Algumas portas de madeira da instituição estão caindo ou quebradas, várias paredes estão rachadas e os telhados esburacados, o que resulta em alagamentos sempre que chove.

“A gente está precisando de reforma urgente aqui na escola, não está tendo condição de assistir aula. Os ventiladores estão caindo sobre as nossas cabeças”, comenta o estudante Samuel Santos.

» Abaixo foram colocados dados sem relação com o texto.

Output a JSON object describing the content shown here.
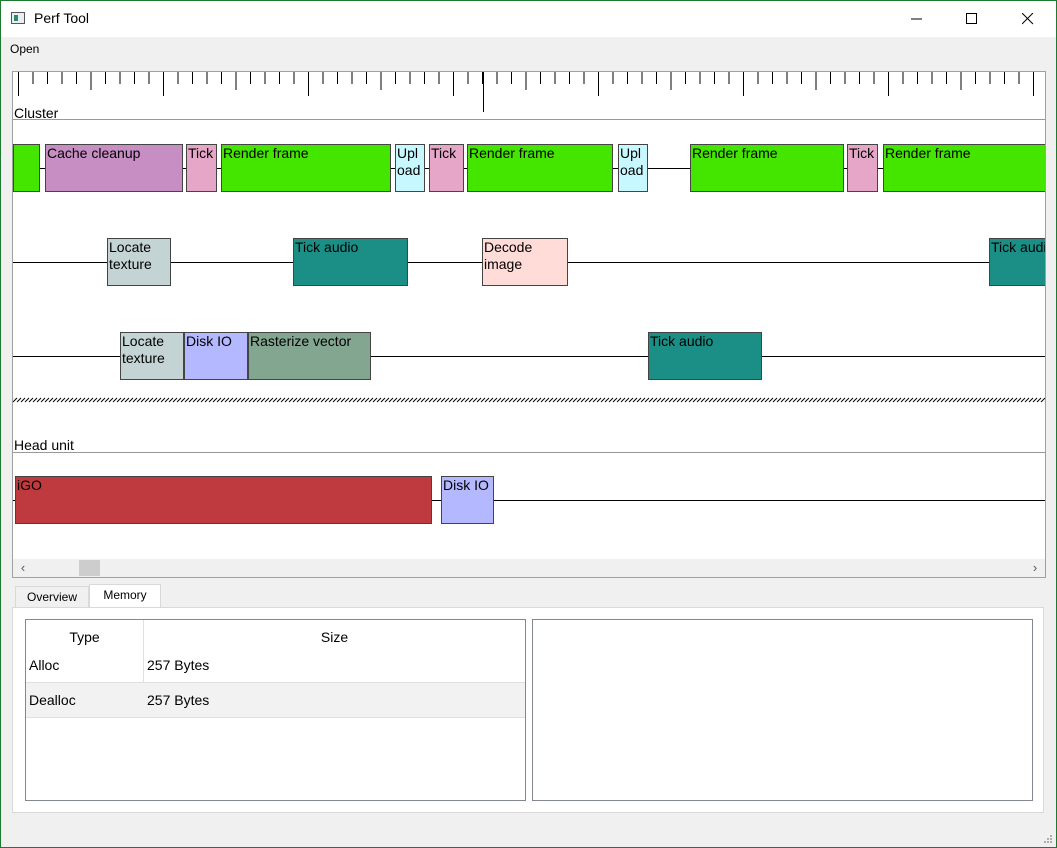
{
  "window": {
    "title": "Perf Tool",
    "accent": "#1e7a2e"
  },
  "icons": {
    "app": "app-icon",
    "minimize": "minimize-icon",
    "maximize": "maximize-icon",
    "close": "close-icon",
    "scroll_left": "chevron-left-icon",
    "scroll_right": "chevron-right-icon",
    "grip": "resize-grip-icon"
  },
  "menu": {
    "open_label": "Open"
  },
  "timeline": {
    "groups": [
      {
        "label": "Cluster"
      },
      {
        "label": "Head unit"
      }
    ],
    "cluster_track1": [
      {
        "label": "",
        "color": "#44e600"
      },
      {
        "label": "Cache cleanup",
        "color": "#c78ec4"
      },
      {
        "label": "Tick",
        "color": "#e6a6c8"
      },
      {
        "label": "Render frame",
        "color": "#44e600"
      },
      {
        "label": "Upl oad",
        "color": "#c8f8ff"
      },
      {
        "label": "Tick",
        "color": "#e6a6c8"
      },
      {
        "label": "Render frame",
        "color": "#44e600"
      },
      {
        "label": "Upl oad",
        "color": "#c8f8ff"
      },
      {
        "label": "Render frame",
        "color": "#44e600"
      },
      {
        "label": "Tick",
        "color": "#e6a6c8"
      },
      {
        "label": "Render frame",
        "color": "#44e600"
      }
    ],
    "cluster_track2": [
      {
        "label": "Locate texture",
        "color": "#c4d4d4"
      },
      {
        "label": "Tick audio",
        "color": "#1b8f86"
      },
      {
        "label": "Decode image",
        "color": "#ffdcd8"
      },
      {
        "label": "Tick audio",
        "color": "#1b8f86"
      }
    ],
    "cluster_track3": [
      {
        "label": "Locate texture",
        "color": "#c4d4d4"
      },
      {
        "label": "Disk IO",
        "color": "#b4b8ff"
      },
      {
        "label": "Rasterize vector",
        "color": "#82a690"
      },
      {
        "label": "Tick audio",
        "color": "#1b8f86"
      }
    ],
    "head_track1": [
      {
        "label": "iGO",
        "color": "#bf3a3e"
      },
      {
        "label": "Disk IO",
        "color": "#b4b8ff"
      }
    ]
  },
  "tabs": [
    {
      "label": "Overview",
      "active": false
    },
    {
      "label": "Memory",
      "active": true
    }
  ],
  "memory_table": {
    "columns": [
      "Type",
      "Size"
    ],
    "rows": [
      {
        "type": "Alloc",
        "size": "257 Bytes"
      },
      {
        "type": "Dealloc",
        "size": "257 Bytes"
      }
    ]
  }
}
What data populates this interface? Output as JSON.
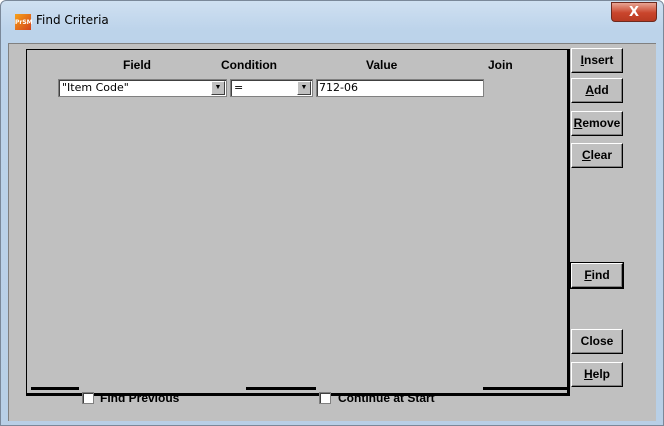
{
  "window": {
    "title": "Find Criteria",
    "icon": "app-icon",
    "icon_text": "PrSM",
    "close_glyph": "X"
  },
  "columns": {
    "field": "Field",
    "condition": "Condition",
    "value": "Value",
    "join": "Join"
  },
  "criteria_row": {
    "field": "\"Item Code\"",
    "condition": "=",
    "value": "712-06"
  },
  "buttons": {
    "insert_first": "I",
    "insert_rest": "nsert",
    "add_first": "A",
    "add_rest": "dd",
    "remove_first": "R",
    "remove_rest": "emove",
    "clear_first": "C",
    "clear_rest": "lear",
    "find_first": "F",
    "find_rest": "ind",
    "close": "Close",
    "help_first": "H",
    "help_rest": "elp"
  },
  "options": {
    "find_previous": "Find Previous",
    "continue_at_start": "Continue at Start"
  },
  "colors": {
    "titlebar": "#bcd3ea",
    "client": "#c0c0c0",
    "close_button": "#c9452c"
  }
}
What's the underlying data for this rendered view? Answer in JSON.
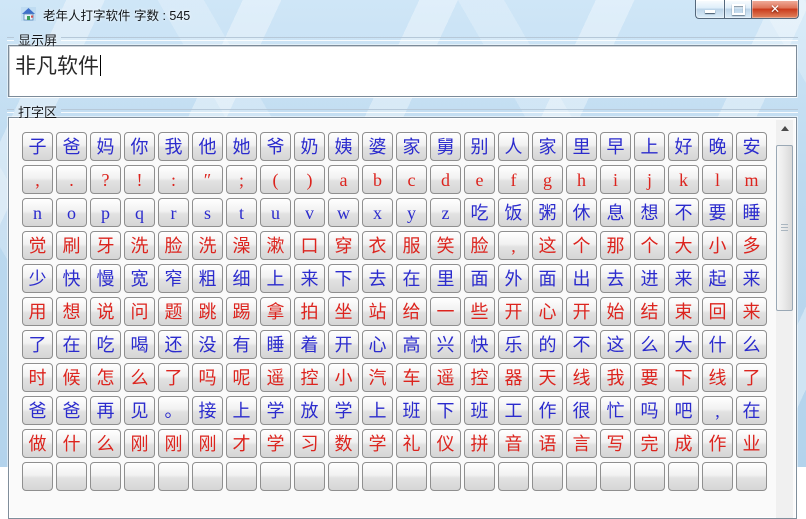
{
  "window": {
    "title": "老年人打字软件  字数 : 545",
    "close_glyph": "✕"
  },
  "display": {
    "label": "显示屏",
    "text": "非凡软件"
  },
  "keyboard": {
    "label": "打字区",
    "key_colors": {
      "blue": "#2b2bcd",
      "red": "#dc241e"
    },
    "rows": [
      {
        "color": "blue",
        "keys": [
          "子",
          "爸",
          "妈",
          "你",
          "我",
          "他",
          "她",
          "爷",
          "奶",
          "姨",
          "婆",
          "家",
          "舅",
          "别",
          "人",
          "家",
          "里",
          "早",
          "上",
          "好",
          "晚",
          "安"
        ]
      },
      {
        "color": "red",
        "keys": [
          ",",
          ".",
          "?",
          "!",
          ":",
          "″",
          ";",
          "(",
          ")",
          "a",
          "b",
          "c",
          "d",
          "e",
          "f",
          "g",
          "h",
          "i",
          "j",
          "k",
          "l",
          "m"
        ]
      },
      {
        "color": "blue",
        "keys": [
          "n",
          "o",
          "p",
          "q",
          "r",
          "s",
          "t",
          "u",
          "v",
          "w",
          "x",
          "y",
          "z",
          "吃",
          "饭",
          "粥",
          "休",
          "息",
          "想",
          "不",
          "要",
          "睡"
        ]
      },
      {
        "color": "red",
        "keys": [
          "觉",
          "刷",
          "牙",
          "洗",
          "脸",
          "洗",
          "澡",
          "漱",
          "口",
          "穿",
          "衣",
          "服",
          "笑",
          "脸",
          ",",
          "这",
          "个",
          "那",
          "个",
          "大",
          "小",
          "多"
        ]
      },
      {
        "color": "blue",
        "keys": [
          "少",
          "快",
          "慢",
          "宽",
          "窄",
          "粗",
          "细",
          "上",
          "来",
          "下",
          "去",
          "在",
          "里",
          "面",
          "外",
          "面",
          "出",
          "去",
          "进",
          "来",
          "起",
          "来"
        ]
      },
      {
        "color": "red",
        "keys": [
          "用",
          "想",
          "说",
          "问",
          "题",
          "跳",
          "踢",
          "拿",
          "拍",
          "坐",
          "站",
          "给",
          "一",
          "些",
          "开",
          "心",
          "开",
          "始",
          "结",
          "束",
          "回",
          "来"
        ]
      },
      {
        "color": "blue",
        "keys": [
          "了",
          "在",
          "吃",
          "喝",
          "还",
          "没",
          "有",
          "睡",
          "着",
          "开",
          "心",
          "高",
          "兴",
          "快",
          "乐",
          "的",
          "不",
          "这",
          "么",
          "大",
          "什",
          "么"
        ]
      },
      {
        "color": "red",
        "keys": [
          "时",
          "候",
          "怎",
          "么",
          "了",
          "吗",
          "呢",
          "遥",
          "控",
          "小",
          "汽",
          "车",
          "遥",
          "控",
          "器",
          "天",
          "线",
          "我",
          "要",
          "下",
          "线",
          "了"
        ]
      },
      {
        "color": "blue",
        "keys": [
          "爸",
          "爸",
          "再",
          "见",
          "。",
          "接",
          "上",
          "学",
          "放",
          "学",
          "上",
          "班",
          "下",
          "班",
          "工",
          "作",
          "很",
          "忙",
          "吗",
          "吧",
          ",",
          "在"
        ]
      },
      {
        "color": "red",
        "keys": [
          "做",
          "什",
          "么",
          "刚",
          "刚",
          "刚",
          "才",
          "学",
          "习",
          "数",
          "学",
          "礼",
          "仪",
          "拼",
          "音",
          "语",
          "言",
          "写",
          "完",
          "成",
          "作",
          "业"
        ]
      }
    ],
    "partial_row_key_count": 22
  }
}
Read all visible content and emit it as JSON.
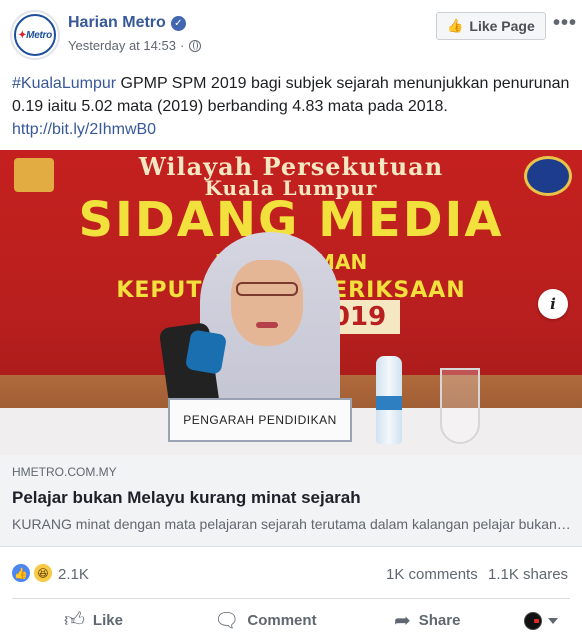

Os alunos ainda se ariscam com fios desencapados ao tentar ligar o ventilador de uma das salas, que desliga sozinho com frequência. “Por estarmos em situações precárias, acham que somos menos capacitados”, lamenta a aluna Karen Medalha.

Segundo a diretora da instituição, é preciso fazer a troca dos ventiladores com frequência, e só este ano, a escola já passou por dois princípios de incêndio.

“É risco de vida, de repente uma criança pode ser acidentada. Quem vai ser o responsável? Nós não podemos nos responsabilizar por algo que está fora da nossa alçada, mas nós podemos pedir para as autoridades que olhe para nós com urgência”, ressalta a diretora Lilian Borges.

A ex-aluna e mãe de alunos, Josiane Silva, revela que viu o prédio ser inaugurado e se deteriorar sem nenhuma reforma. “O meu sentimento é de indignação, de saber que fui aluna desta escola e que tudo continua do mesmo jeito. Cadê a valorização da educação?”, indaga.

A Secretária Estadual de Educação (Seduc) ainda não se pronunciou sobre o caso.